「パリバゲット(SPCがフランチャイズ展開するパン屋)の20~30代の青年製パン職人の話は『もう一人の私』の話です。私は『もう一人の私』の涙は食べません。SPCグループ不買により多くの方々が参加してくださることを、より多くの連帯がつながっていくことを願います」
「非正規職のないソウル大学を作る共同行動」に所属するイ・ウンセさん(20、ソウル大学人文学部在学中)が、7日にソウル大学の寮の三叉路掲示板に貼り付けた壁新聞の内容の一部だ。
最近、フランスの全国単位の労働組合の連合組織CGT(労働総同盟)が、パリ現地にあるパリバゲットの店舗前で、SPCパートナーズの不当労働行為を糾弾する集会を開いた。そのような中、韓国ではオンラインにとどまらず大学街を中心にSPC不買運動が広がっている。

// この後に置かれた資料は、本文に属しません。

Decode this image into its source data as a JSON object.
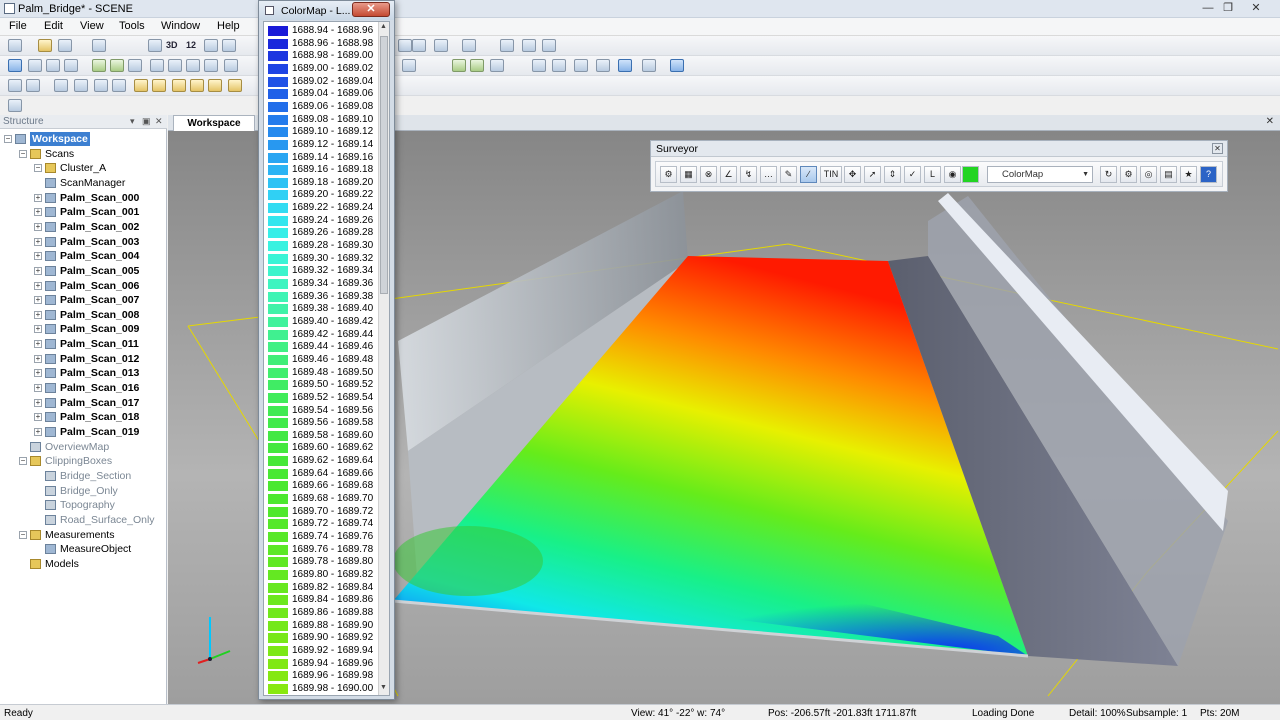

SPCの系列会社であるパリバゲットの製パン職人たちは、労組脱退を促す・昇進で差別するなどの不当労働行為の中止と謝罪を会社側に求めて闘っている。
大学生たちは同年代のパリバゲットの青年労働者を支持するため、壁新聞でパリバゲットの不当労働行為を伝えるとともに、SPC系列会社の製品の不買運動への参加を訴えている。9日現在、ソウル大学だけで7つの壁新聞が貼り出されており、聖公会大学、西江大学、韓信大学、中央大学などへも続々と壁新聞が広がっている。壁新聞による連帯活動に参加したイ・ヒョンスさん(23、中央大学社会科学部在学中)は、本紙の電話取材に対し「SPCの労働弾圧は問題になってからかなり経つのに、市民や学友たちはよく知らない。彼らがSPCの系列会社の製品である『ポケモンパン』に熱中するのを残念に思っていた」、「同じ若者としてパリバゲット労働者たちに連帯するとともに、市民や学友たちにこの問題を訴えることのできる最も適した方法は壁新聞だと考えた」と語った。
大学街のイベント商品からは、SPC系列会社の製品「ギフティコン」が消えつつある。延世大学社会科学部のある学科の学生会は6日、期末試験の「間食分かち合いイベント」の一環として、SPCの系列会社「サーティワンアイスクリーム」のギフティコンを商品としたが、学生たちの反発を受けて別の商品に変更した。同学生会の関係者は「あの製品の写真が使用されている間食分かち合いイベントが公示されたことに対し、匿名の窓口を通じて、労働人権問題で批判されているSPCブランドの商品が使用されるのは不適切だという意見が示されたため、内部での議論の末に別の製品に変更することにした」と語った。
一部からは、このような不買運動は小商工人であるSPC系列会社の加盟店主に損害を及ぼす恐れがあると指摘する声があがっている。これに対して、不買運動に参加している人々は、大企業が取るべき社会的責任を問う主張だと反論する。SPCが不当労働行為をやめるなどの問題解決に取り組むべきだということだ。「パリバゲット労働者応援青年共同行動」のキム・ゴンス幹事は「市民たちは、これまでSPCが放置して傍観してきた問題を共に解決しようと立ち上がっているのに、あたかもSPCと加盟店主が仲間であり、市民たちが彼らを攻撃しているかのようにみなすのは歪曲だ」とし、「SPCがこれまでに提起された問題に対して社会的責任を取り、解決することが最も早くて正しい解決方法」だと語った。